Occhipinti Statement on Police Layoffs

Occhipinti Statement on Police Layoffs

Recently the state gave Mayor Dawn Zimmer approval to proceed with significant cutbacks within the Hoboken Police Department, resulting in the termination and demotion of 37 officers. While we all recognize the need for fiscal responsibility, I have concerns that these cuts can pose a significant threat to the safety and security of the citizens of Hoboken.
Contrary to the mayor's claims that this will not reduce the number of officers patrolling the streets, police sources have stated that this will result in 14 fewer officers on patrol. This is because 15 of the 19 superior officers being demoted are already performing these roles in the streets and not, as the mayor has stated, being moved off of desk jobs. 
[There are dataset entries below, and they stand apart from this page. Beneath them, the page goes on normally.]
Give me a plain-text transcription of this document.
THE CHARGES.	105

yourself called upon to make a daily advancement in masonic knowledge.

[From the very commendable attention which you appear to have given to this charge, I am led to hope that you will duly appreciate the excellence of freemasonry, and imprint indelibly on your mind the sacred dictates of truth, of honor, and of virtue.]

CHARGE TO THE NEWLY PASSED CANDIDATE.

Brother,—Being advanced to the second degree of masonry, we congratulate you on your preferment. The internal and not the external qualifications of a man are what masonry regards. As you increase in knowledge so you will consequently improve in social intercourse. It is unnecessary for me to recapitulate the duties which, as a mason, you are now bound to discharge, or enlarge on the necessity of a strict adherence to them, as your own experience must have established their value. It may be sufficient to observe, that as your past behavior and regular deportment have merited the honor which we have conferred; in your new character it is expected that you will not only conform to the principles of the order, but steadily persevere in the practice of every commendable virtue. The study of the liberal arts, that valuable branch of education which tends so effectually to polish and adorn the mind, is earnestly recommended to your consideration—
These types of misunderstandings occur because of a failure to communicate. This is just one of several discrepancies with the mayor's plan that were brought to light by an audit commissioned by the PBA, which appears to have been wholly ignored. From a public safety standpoint, as well as from a legal standpoint, I feel that it is negligent to ignore this type of information when dealing with issues as important as our safety.
Hoboken is a unique city with its combination of dense residential housing, thriving nightlife, and heavy local and commuter vehicular and pedestrian traffic. Unlike the administration, I have taken the time to listen to residents who believe that these cutbacks will invite a higher rate of crime in our city.
Throughout my campaign for the open 4th Ward Council seat, I have made it clear that I am running to represent the residents of our ward. We are a section of town bordered on two sides by Jersey City and a stones throw from the Montgomery Gardens public housing complex, where a 5-year-old girl was tragically shot in the neck a few weeks ago. 
The residents of the 4th Ward have been put on the backburner for far too long, and now our safety, quality of life, and property values are being jeopardized in pursuit of the mayor's campaign promises.
The solution to lowering taxes is not to cut from one area just to increase spending in another. When I see new hires in the parking division, raises for the mayor's personal assistants, and what seems like a never-ending stream of new contracts going out to politically-connected law firms, I have to question our commitment not only to public safety, but to protecting our property values and to actually lowering property taxes. 
Based on the facts presented by the mayor, the State Department of Local Government Services, and the Northeast Labor Consultants report, I personally do not feel comfortable that proper consideration was given to such an important decision in terms of the actual impact these cuts will have on police presence on our streets.
For a savings that amounts to $75 a year for the average household, the loss of 14 patrol officers seems a high price to pay, especially if it is uncertain how it will effect our public safety. I urge the mayor and her administration to make a greater effort, both now and in the future, to communicate and work with our public safety personnel when considering drastic actions such as this. The taxpayers are not at war with public safety. We are all part of the same community, and we need to work together in order to succeed.